Mona Sbouh is a bubbly 17-year-old. She lives in Nablus, where checkpoints and daily humiliation are a part of life for every Palestinian.
“When I see an Israeli, I see someone who hates me, so I’ll keep away from him, not talk to him,” she says.
Yaara Tal is also 17 and bubbly. She lives in Sderot city and her daily life can include a siren that warns her that there’s 20 seconds to hide from incoming Hamas rockets. She has lost a school friend because of those rockets, but her response is surprising...
"Of course I have an anger, but I wanted to tell them what I’m feeling – its not fair when they hear my side from the media and I hear their side through the media, so I think we need to hear each other face to face."
Of all the intractable conflicts in the world, perhaps the one that fires the most heated emotions is the one between Israelis and Palestinians. Generations of Jews and Arabs have grown up to regard the other as the enemy.
But an organization called Creativity for Peace is working to try to change that - one young mind at a time. It organizes summer camps for young Israeli and Palestinian women in New Mexico for a few weeks each year, so they can talk to and learn about each other. The girls are required to share rooms, participate in daily dialogue sessions where sometimes the discussions are teary and emotional. But through the daily contact, slowly the blurred image of the enemy is replaced by a clearer one of an individual with a face, a name, humanity.

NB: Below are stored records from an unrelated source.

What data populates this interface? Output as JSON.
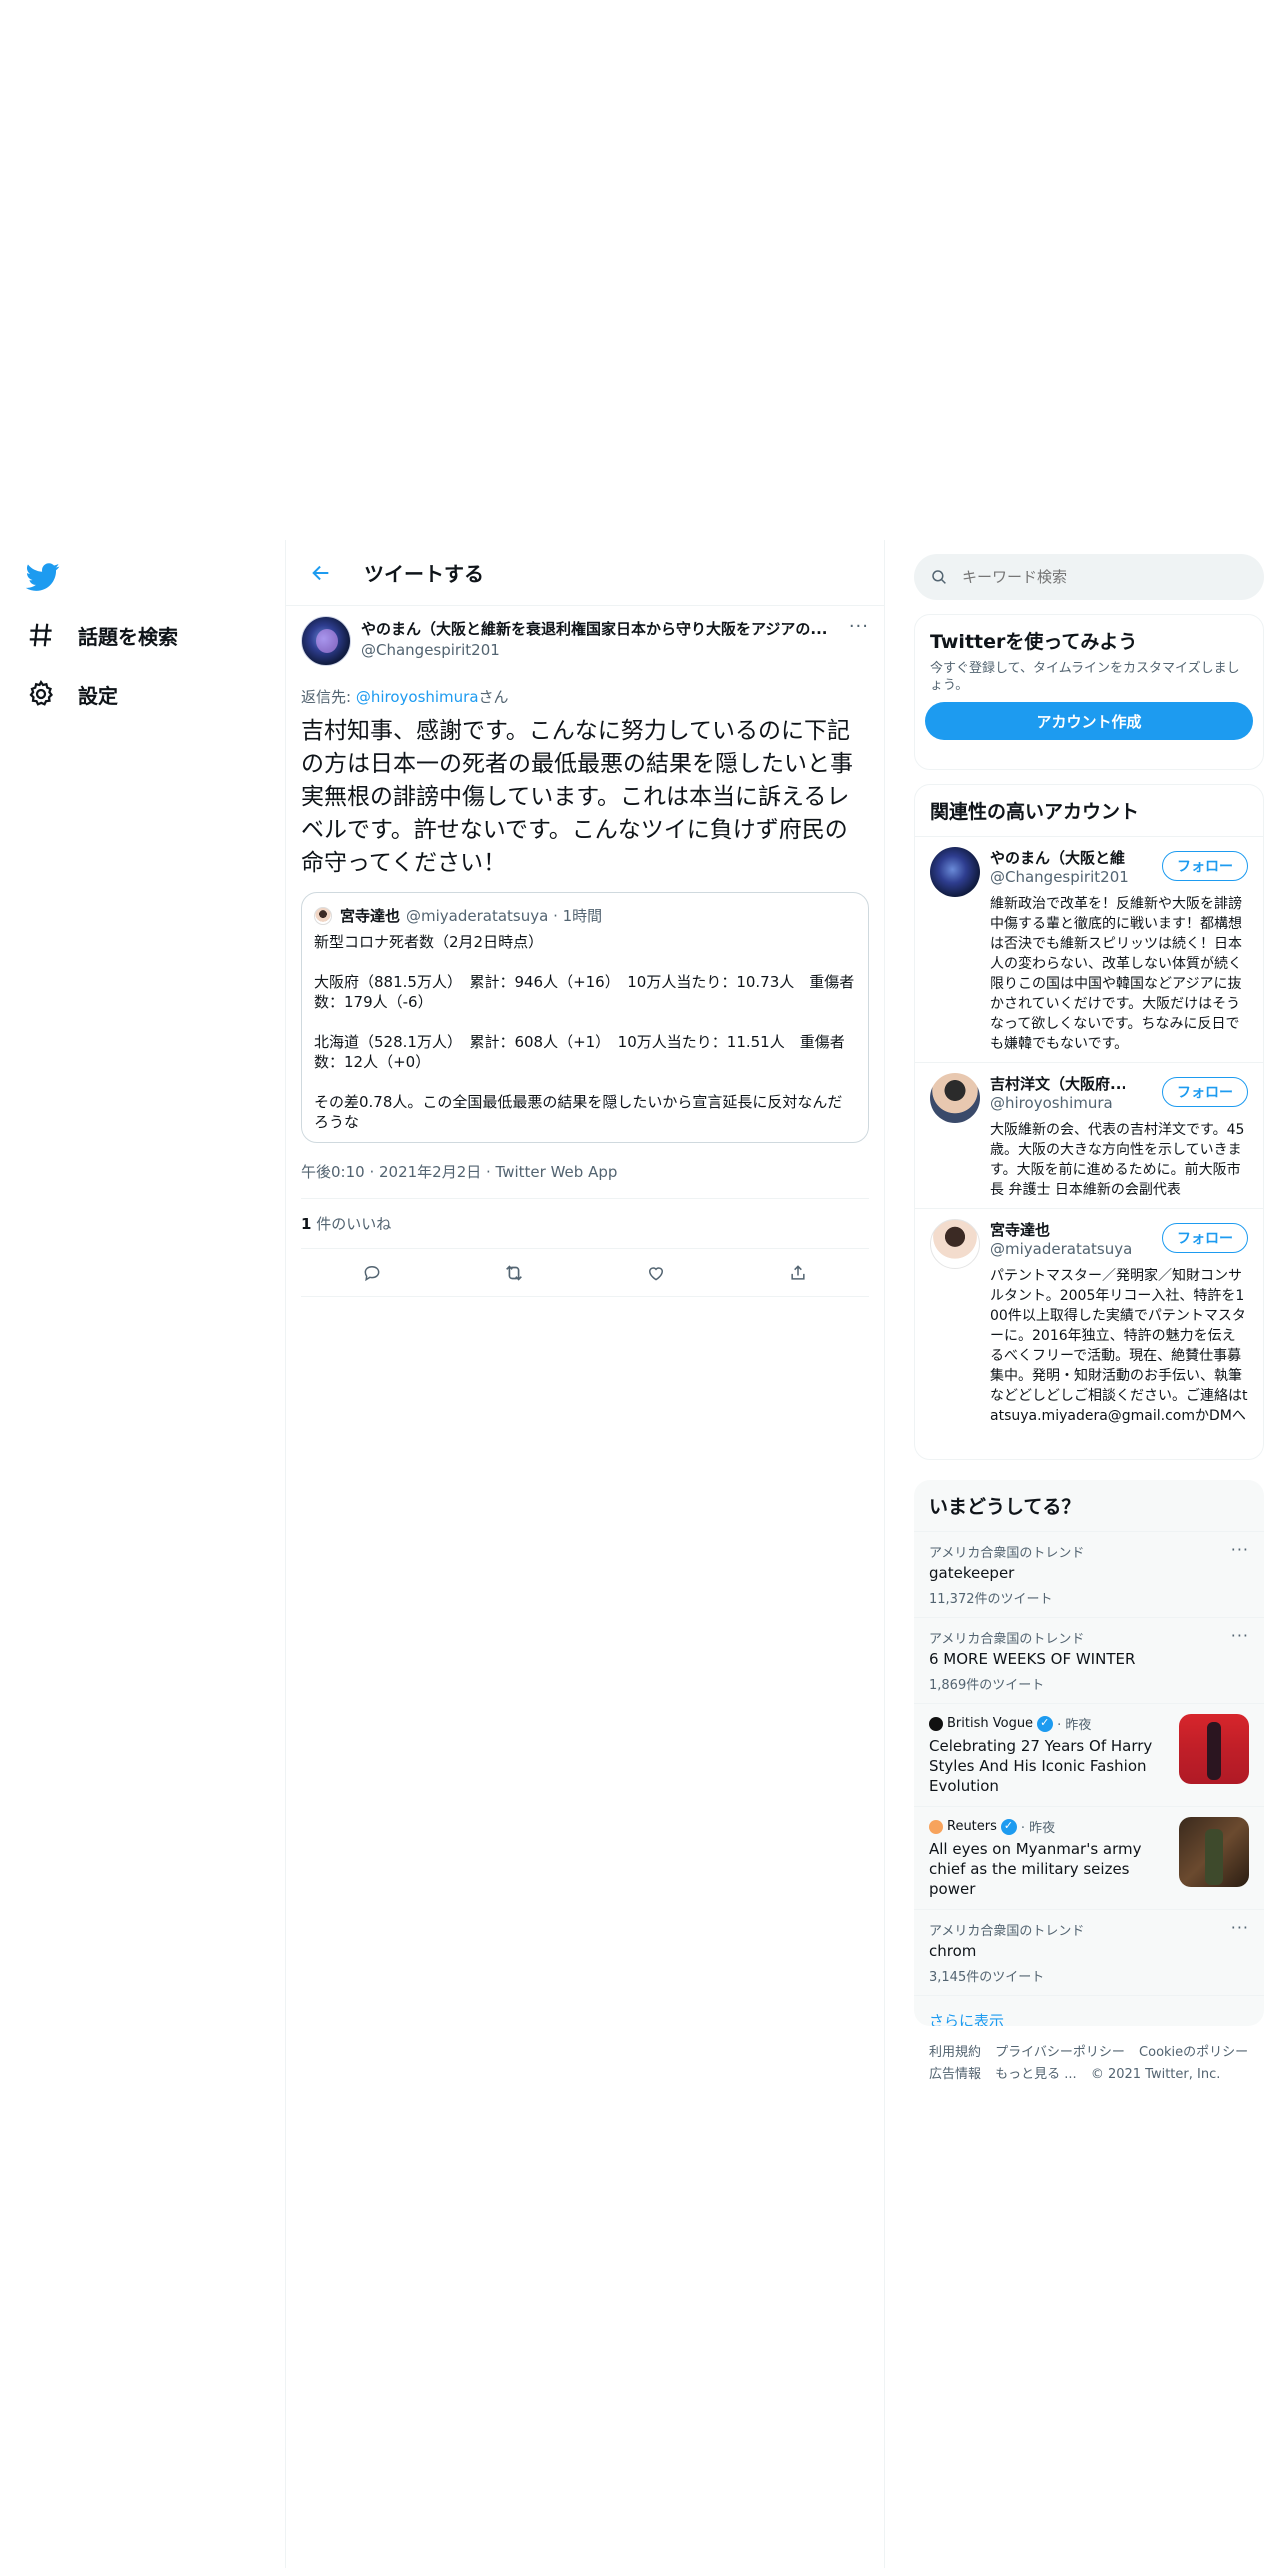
{
  "nav": {
    "items": [
      {
        "label": "話題を検索",
        "icon": "hashtag-icon"
      },
      {
        "label": "設定",
        "icon": "gear-icon"
      }
    ]
  },
  "header": {
    "title": "ツイートする"
  },
  "tweet": {
    "author_name": "やのまん（大阪と維新を衰退利権国家日本から守り大阪をアジアの...",
    "author_handle": "@Changespirit201",
    "reply_prefix": "返信先: ",
    "reply_user": "@hiroyoshimura",
    "reply_suffix": "さん",
    "text": "吉村知事、感謝です。こんなに努力しているのに下記の方は日本一の死者の最低最悪の結果を隠したいと事実無根の誹謗中傷しています。これは本当に訴えるレベルです。許せないです。こんなツイに負けず府民の命守ってください！",
    "quote": {
      "name": "宮寺達也",
      "handle": "@miyaderatatsuya · 1時間",
      "text": "新型コロナ死者数（2月2日時点）\n\n大阪府（881.5万人）　累計：946人（+16）　10万人当たり：10.73人　重傷者数：179人（-6）\n\n北海道（528.1万人）　累計：608人（+1）　10万人当たり：11.51人　重傷者数：12人（+0）\n\nその差0.78人。この全国最低最悪の結果を隠したいから宣言延長に反対なんだろうな"
    },
    "meta": "午後0:10 · 2021年2月2日 · Twitter Web App",
    "likes_count": "1",
    "likes_label": " 件のいいね"
  },
  "right": {
    "search_placeholder": "キーワード検索",
    "signup": {
      "title": "Twitterを使ってみよう",
      "desc": "今すぐ登録して、タイムラインをカスタマイズしましょう。",
      "button": "アカウント作成"
    },
    "related": {
      "title": "関連性の高いアカウント",
      "follow_label": "フォロー",
      "accounts": [
        {
          "name": "やのまん（大阪と維...",
          "handle": "@Changespirit201",
          "bio": "維新政治で改革を！反維新や大阪を誹謗中傷する輩と徹底的に戦います！都構想は否決でも維新スピリッツは続く！日本人の変わらない、改革しない体質が続く限りこの国は中国や韓国などアジアに抜かされていくだけです。大阪だけはそうなって欲しくないです。ちなみに反日でも嫌韓でもないです。"
        },
        {
          "name": "吉村洋文（大阪府...",
          "handle": "@hiroyoshimura",
          "bio": "大阪維新の会、代表の吉村洋文です。45歳。大阪の大きな方向性を示していきます。大阪を前に進めるために。前大阪市長 弁護士 日本維新の会副代表"
        },
        {
          "name": "宮寺達也",
          "handle": "@miyaderatatsuya",
          "bio": "パテントマスター／発明家／知財コンサルタント。2005年リコー入社、特許を100件以上取得した実績でパテントマスターに。2016年独立、特許の魅力を伝えるべくフリーで活動。現在、絶賛仕事募集中。発明・知財活動のお手伝い、執筆などどしどしご相談ください。ご連絡はtatsuya.miyadera@gmail.comかDMへ"
        }
      ]
    },
    "trends": {
      "title": "いまどうしてる？",
      "items": [
        {
          "context": "アメリカ合衆国のトレンド",
          "topic": "gatekeeper",
          "count": "11,372件のツイート"
        },
        {
          "context": "アメリカ合衆国のトレンド",
          "topic": "6 MORE WEEKS OF WINTER",
          "count": "1,869件のツイート"
        },
        {
          "source": "British Vogue",
          "time": "· 昨夜",
          "headline": "Celebrating 27 Years Of Harry Styles And His Iconic Fashion Evolution"
        },
        {
          "source": "Reuters",
          "time": "· 昨夜",
          "headline": "All eyes on Myanmar's army chief as the military seizes power"
        },
        {
          "context": "アメリカ合衆国のトレンド",
          "topic": "chrom",
          "count": "3,145件のツイート"
        }
      ],
      "show_more": "さらに表示"
    },
    "footer": {
      "links": [
        "利用規約",
        "プライバシーポリシー",
        "Cookieのポリシー",
        "広告情報",
        "もっと見る ..."
      ],
      "copyright": "© 2021 Twitter, Inc."
    }
  },
  "colors": {
    "accent": "#1d9bf0",
    "text": "#0f1419",
    "muted": "#536471"
  }
}
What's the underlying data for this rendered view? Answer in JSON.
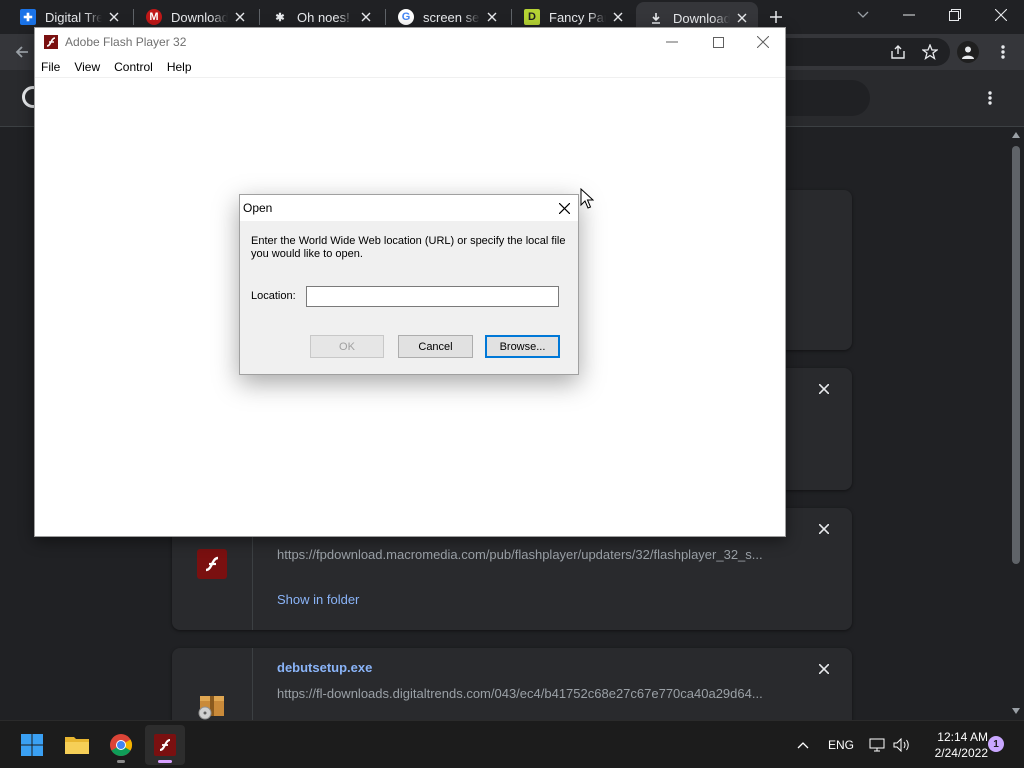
{
  "browser": {
    "tabs": [
      {
        "title": "Digital Trends",
        "favicon": "digital-trends-icon",
        "favicon_color": "#1a73e8"
      },
      {
        "title": "Download",
        "favicon": "mcafee-icon",
        "favicon_color": "#c01818"
      },
      {
        "title": "Oh noes!",
        "favicon": "bug-icon",
        "favicon_color": "#e8eaed"
      },
      {
        "title": "screen settings",
        "favicon": "google-icon",
        "favicon_color": "#4285f4"
      },
      {
        "title": "Fancy Pants",
        "favicon": "fancy-pants-icon",
        "favicon_color": "#b5d334"
      },
      {
        "title": "Downloads",
        "favicon": "download-icon",
        "favicon_color": "#e8eaed"
      }
    ],
    "active_tab": "Downloads"
  },
  "downloads": {
    "items": [
      {
        "filename": "",
        "url": "https://fpdownload.macromedia.com/pub/flashplayer/updaters/32/flashplayer_32_s...",
        "action": "Show in folder",
        "icon": "flash-icon"
      },
      {
        "filename": "debutsetup.exe",
        "url": "https://fl-downloads.digitaltrends.com/043/ec4/b41752c68e27c67e770ca40a29d64...",
        "icon": "installer-icon"
      }
    ]
  },
  "flash_window": {
    "title": "Adobe Flash Player 32",
    "menu": [
      "File",
      "View",
      "Control",
      "Help"
    ]
  },
  "open_dialog": {
    "title": "Open",
    "message": "Enter the World Wide Web location (URL) or specify the local file you would like to open.",
    "location_label": "Location:",
    "location_value": "",
    "ok_label": "OK",
    "cancel_label": "Cancel",
    "browse_label": "Browse..."
  },
  "taskbar": {
    "language": "ENG",
    "time": "12:14 AM",
    "date": "2/24/2022",
    "notification_count": "1"
  }
}
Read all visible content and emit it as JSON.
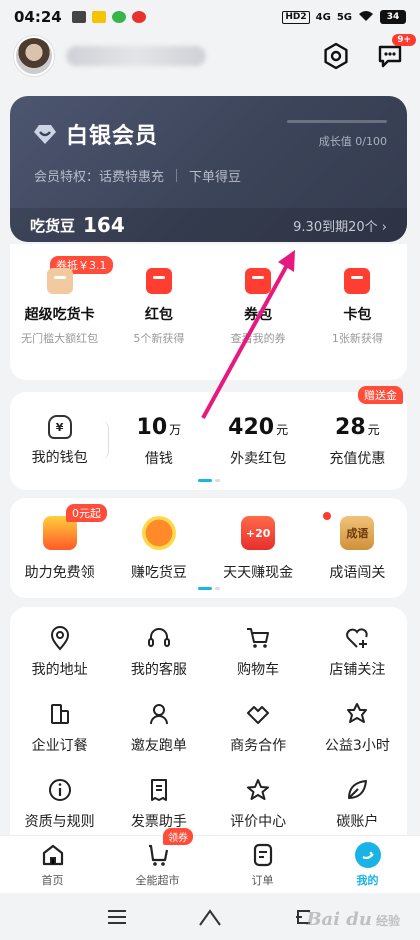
{
  "status": {
    "time": "04:24",
    "net": [
      "HD2",
      "4G",
      "5G"
    ],
    "battery": "34"
  },
  "header": {
    "message_badge": "9+"
  },
  "vip": {
    "title": "白银会员",
    "growth_text": "成长值 0/100",
    "growth_progress": 0,
    "rights_label": "会员特权：话费特惠充",
    "rights_label2": "下单得豆",
    "beans_label": "吃货豆",
    "beans_value": "164",
    "expire_text": "9.30到期20个",
    "expire_arrow": "›"
  },
  "coupons": [
    {
      "name": "超级吃货卡",
      "sub": "无门槛大额红包",
      "tag": "券抵￥3.1"
    },
    {
      "name": "红包",
      "sub": "5个新获得"
    },
    {
      "name": "券包",
      "sub": "查看我的券"
    },
    {
      "name": "卡包",
      "sub": "1张新获得"
    }
  ],
  "wallet": {
    "items": [
      {
        "label": "我的钱包",
        "icon_text": "¥"
      },
      {
        "num": "10",
        "unit": "万",
        "label": "借钱"
      },
      {
        "num": "420",
        "unit": "元",
        "label": "外卖红包"
      },
      {
        "num": "28",
        "unit": "元",
        "label": "充值优惠",
        "tag": "赠送金"
      }
    ]
  },
  "games": {
    "items": [
      {
        "label": "助力免费领",
        "tag": "0元起"
      },
      {
        "label": "赚吃货豆"
      },
      {
        "label": "天天赚现金",
        "overlay": "+20"
      },
      {
        "label": "成语闯关",
        "overlay": "成语"
      }
    ]
  },
  "services": [
    {
      "label": "我的地址",
      "icon": "location-icon"
    },
    {
      "label": "我的客服",
      "icon": "headset-icon"
    },
    {
      "label": "购物车",
      "icon": "cart-icon"
    },
    {
      "label": "店铺关注",
      "icon": "heart-plus-icon"
    },
    {
      "label": "企业订餐",
      "icon": "building-icon"
    },
    {
      "label": "邀友跑单",
      "icon": "rider-icon"
    },
    {
      "label": "商务合作",
      "icon": "handshake-icon"
    },
    {
      "label": "公益3小时",
      "icon": "charity-icon"
    },
    {
      "label": "资质与规则",
      "icon": "info-icon"
    },
    {
      "label": "发票助手",
      "icon": "invoice-icon"
    },
    {
      "label": "评价中心",
      "icon": "star-icon"
    },
    {
      "label": "碳账户",
      "icon": "leaf-icon"
    }
  ],
  "tabs": [
    {
      "label": "首页",
      "icon": "home-icon"
    },
    {
      "label": "全能超市",
      "icon": "market-icon",
      "tag": "领券"
    },
    {
      "label": "订单",
      "icon": "order-icon"
    },
    {
      "label": "我的",
      "icon": "me-icon",
      "active": true
    }
  ],
  "watermark": {
    "main": "Bai du",
    "sub": "经验"
  },
  "colors": {
    "accent": "#19b3e6",
    "red": "#ff3d30",
    "vip_bg": "#3c4459"
  }
}
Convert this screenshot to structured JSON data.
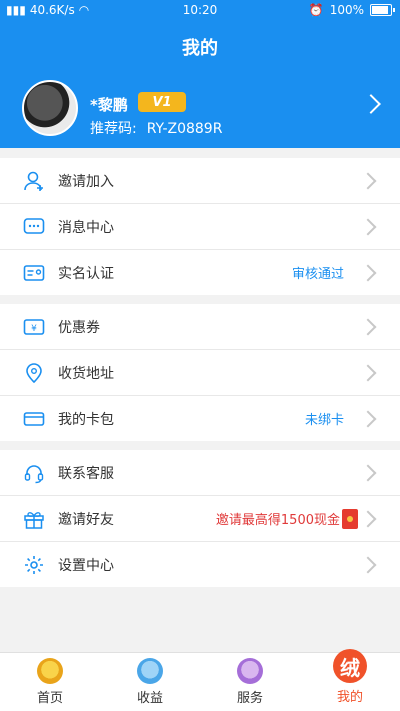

When they go home, girls are encouraged to keep up the friendships.
Mona and Yaara met each other at this camp and they’ve forged a powerful friendship that seems to be flourishing despite the cultural pressures each one faces. Mona says if her teachers ever found out that she’s friends with an Israeli, she’d be thrown out of school. Yaara is still determined to do her army service, but insists that she’ll never treat Palestinians rudely because she now sees them as people just like her.
Unlike teenagers around the world, Mona and Yaara can’t just meet up for a movie and a milkshake. Mona can only go to Israel after going through the paperwork two weeks in advance. Each longs to take the other to their home and introduce them to their family, but both realize that for now at least, this small ambition remains an impossible dream. But they communicate daily via the internet – the digital world is the only facet of their life without borders.
Radio Netherlands Worldwide wanted to bring them together for an interview, but Mona couldn’t get a visa. On a phone connection, they chat excitedly together describing how their friendship started and flourished.
At the end of the phone call when they’re asked if they want to say anything else, Yaara lets go of the last of her restraint and yells over the phone “Mona I love you, and I miss you.”
“I miss you too” her friend says. A few words from a couple of young girls that are as yet, not much more than pinpricks in the wall that divides a land. But pinpricks let in the light nevertheless.
Mona and Yaara have learnt that their so-called enemy has a face.
If others could learn that as well, then perhaps this, the most intractable of conflicts, may still have a chance of resolution some distant day.




























i was so glad to read this! i know and love both these girls soooo much, they are just great. and by the way, they are not always bubbly. when they dialog together about the things that are difficult for them, they are deep and caring, know how to brave their fears about the other in order to get past that. It's just amazing to watch them!
and the best thing is that there are so many other girls like them! check out the Creativity for Peace website if you want to see more cool girls changing the world!
I don´t know how I missed this beautiful article, but I am glad I came across it and read it. Thank you for sharing this article.
Thanks Dheera, hope you have a great year too.I stumbled upon RNW in 2003 and was delighted to find an Indian woman on RNW staff doing so well. I have always appreciated your stories and made it a point to leave my appreciation, reactions or criticism, as per the story. I feel that a writer should be given a feedback, whether praise for the style, commenting on the story or just disagreeing on some valid point or giving some advice to other visitors. I also sometimes go beyond the stories and get in touch with the real people, in the story, that touches me, and help them. Well, thanks for responding after 7 years...
Hope Israel and Palestine become friends..A lovely story, as always by Dheera Sujan. But I have one question for Dheera: why doesn't she acknowledge the comments, visitors send to her articles? Other journalists of RNW, do thank the visitors or respond to the reactions to their stories. I even congratulated her on her prizes for her programmes, but she never responds. Why so? I hope 'Thank You' is there in her dictionary.
Hi Jasmine
Thank you is indeed in my dictionary - as is dhanyawad and shukria. I've just been away on holiday so didn't read your comment till today.
We always read all our listeners' comments with great interest, and respond if there is a story related question.
Glad you like our stories and you're so responsive - hope you keep listening and writing in.